Tennessee Williams en climat tropical

Dans un décor exubérant, Stéphane Braunschweig reprend _Soudain l’été dernier_, une pièce datée mais sublimée ici par l’interprétation de Marie Rémond.

Gilles Costaz  • 22 mars 2017 abonné·es
Tennessee Williams en climat tropical
© Thierry Depagne

Depuis pas mal d’années, le théâtre français essaie de retrouver les œuvres de Tennessee Williams dans leur intégrité grâce à des traductions et en oubliant les images fortes laissées par les films de Kazan, Mankiewicz, Houston… Novateur en son temps, Williams l’est-il encore aujourd’hui ? Non, car, s’il remplace le théâtre de préoccupations sociales d’un Arthur Miller par un autre de l’inconscient et de la frustration (avec des aveux douloureux sur son homosexualité), il construit ses affrontements sans grande invention formelle.

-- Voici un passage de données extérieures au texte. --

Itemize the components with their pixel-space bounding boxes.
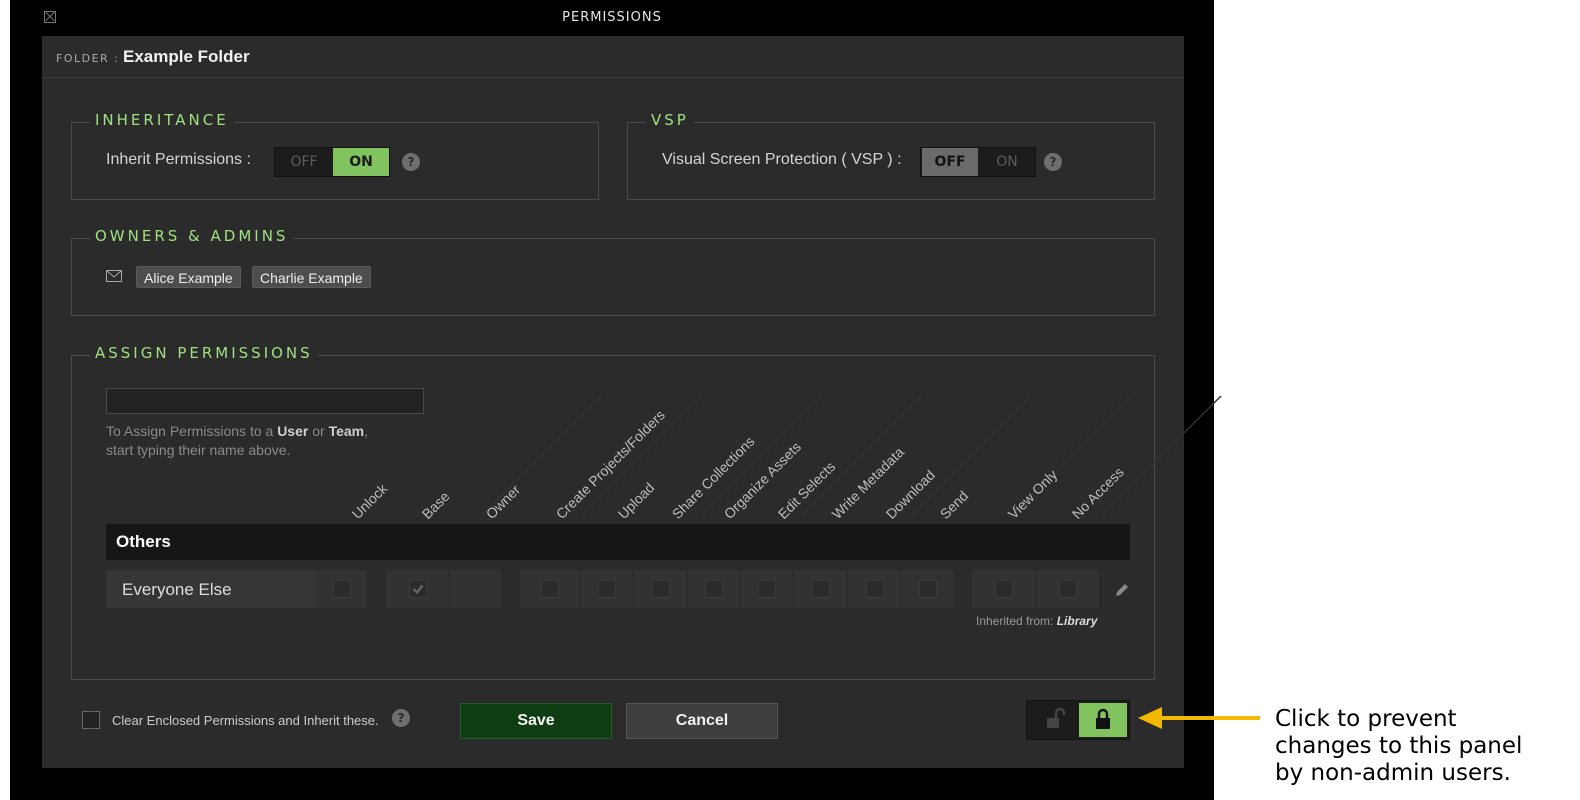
owners-admins-section: OWNERS & ADMINS Alice Example Charlie Ex… <box>71 227 1155 316</box>
checkbox[interactable] <box>811 580 830 598</box>
toggle-on-option[interactable]: ON <box>979 148 1035 176</box>
owners-admins-legend: OWNERS & ADMINS <box>90 227 294 245</box>
help-icon[interactable]: ? <box>402 153 420 171</box>
permissions-panel: FOLDER : Example Folder INHERITANCE Inhe… <box>42 36 1222 768</box>
toggle-off-option[interactable]: OFF <box>276 148 332 176</box>
cell-write-metadata[interactable] <box>794 570 848 608</box>
assign-hint: To Assign Permissions to a User or Team,… <box>106 422 406 460</box>
cell-unlock[interactable] <box>316 570 368 608</box>
cell-no-access[interactable] <box>1036 570 1100 608</box>
user-team-search-input[interactable] <box>106 388 424 414</box>
inherited-from: Inherited from: Library <box>976 614 1097 628</box>
assign-permissions-legend: ASSIGN PERMISSIONS <box>90 344 318 362</box>
unlock-option[interactable] <box>1029 703 1077 737</box>
help-icon[interactable]: ? <box>1044 153 1062 171</box>
inherit-permissions-toggle[interactable]: OFF ON <box>274 147 390 177</box>
cell-upload[interactable] <box>580 570 634 608</box>
annotation-line: Click to prevent <box>1275 706 1457 732</box>
window-title: PERMISSIONS <box>562 10 662 25</box>
owner-chip[interactable]: Alice Example <box>136 266 241 288</box>
cell-create-projects-folders[interactable] <box>520 570 580 608</box>
folder-label: FOLDER : <box>56 52 120 65</box>
title-bar: PERMISSIONS <box>10 0 1214 36</box>
inherited-label: Inherited from: <box>976 614 1057 628</box>
group-label: Others <box>116 532 171 551</box>
hint-text: or <box>308 423 329 439</box>
cell-base[interactable] <box>386 570 450 608</box>
cell-download[interactable] <box>848 570 902 608</box>
hint-text: , <box>364 423 368 439</box>
cell-edit-selects[interactable] <box>740 570 794 608</box>
annotation-line: by non-admin users. <box>1275 760 1511 786</box>
checkbox[interactable] <box>757 580 776 598</box>
group-header-others: Others <box>106 524 1130 560</box>
cancel-button[interactable]: Cancel <box>626 703 778 739</box>
locked-padlock-icon <box>1096 708 1110 729</box>
checkbox[interactable] <box>918 580 937 598</box>
checkbox[interactable] <box>1058 580 1077 598</box>
inheritance-section: INHERITANCE Inherit Permissions : OFF ON… <box>71 111 599 200</box>
cell-send[interactable] <box>902 570 954 608</box>
hint-team: Team <box>328 423 365 439</box>
owner-chips: Alice Example Charlie Example <box>136 266 536 288</box>
cell-owner[interactable] <box>450 570 502 608</box>
checkbox[interactable] <box>704 580 723 598</box>
checkbox[interactable] <box>540 580 559 598</box>
toggle-off-option[interactable]: OFF <box>922 148 978 176</box>
checkbox[interactable] <box>651 580 670 598</box>
lock-toggle[interactable] <box>1026 700 1130 740</box>
folder-name: Example Folder <box>123 47 250 66</box>
cell-view-only[interactable] <box>972 570 1036 608</box>
checkbox[interactable] <box>597 580 616 598</box>
checkbox[interactable] <box>332 580 351 598</box>
check-icon[interactable] <box>408 580 427 598</box>
checkbox[interactable] <box>865 580 884 598</box>
hint-text: start typing their name above. <box>106 442 291 458</box>
vsp-toggle[interactable]: OFF ON <box>920 147 1036 177</box>
vsp-label: Visual Screen Protection ( VSP ) : <box>662 151 902 168</box>
vsp-legend: VSP <box>646 111 694 129</box>
toggle-on-option[interactable]: ON <box>333 148 389 176</box>
inherit-permissions-label: Inherit Permissions : <box>106 151 251 168</box>
inheritance-legend: INHERITANCE <box>90 111 234 129</box>
mail-icon[interactable] <box>106 270 122 282</box>
permissions-window: PERMISSIONS FOLDER : Example Folder INHE… <box>10 0 1222 800</box>
cell-share-collections[interactable] <box>634 570 688 608</box>
save-button[interactable]: Save <box>460 703 612 739</box>
pencil-icon[interactable] <box>1114 582 1130 598</box>
unlocked-padlock-icon <box>1047 707 1066 728</box>
hint-user: User <box>277 423 309 439</box>
clear-permissions-label: Clear Enclosed Permissions and Inherit t… <box>112 713 379 728</box>
annotation-arrow-icon <box>1138 707 1260 729</box>
lock-option[interactable] <box>1079 703 1127 737</box>
checkbox[interactable] <box>994 580 1013 598</box>
annotation-text: Click to prevent changes to this panel b… <box>1275 706 1575 787</box>
hint-text: To Assign Permissions to a <box>106 423 278 439</box>
owner-chip[interactable]: Charlie Example <box>252 266 371 288</box>
help-icon[interactable]: ? <box>392 709 410 727</box>
vsp-section: VSP Visual Screen Protection ( VSP ) : O… <box>627 111 1155 200</box>
annotation-line: changes to this panel <box>1275 733 1523 759</box>
cell-organize-assets[interactable] <box>688 570 740 608</box>
clear-permissions-checkbox[interactable] <box>82 711 100 729</box>
folder-header: FOLDER : Example Folder <box>42 36 1184 78</box>
inherited-source: Library <box>1056 614 1098 628</box>
row-name: Everyone Else <box>122 580 232 599</box>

Après des metteurs en scène comme Brigitte Jaques-Wajeman, Philippe Adrien, Lee Breuer, Kryzsztof Warlikowski, c’est Stéphane Braunschweig qui affronte aujourd’hui la grande figure américaine. Il la relie aux grands auteurs nordiques, Ibsen surtout, dont il est un metteur en scène passionné et inspiré, sentant chez Williams une filiation dans sa manière de regarder les conflits sociaux et familiaux.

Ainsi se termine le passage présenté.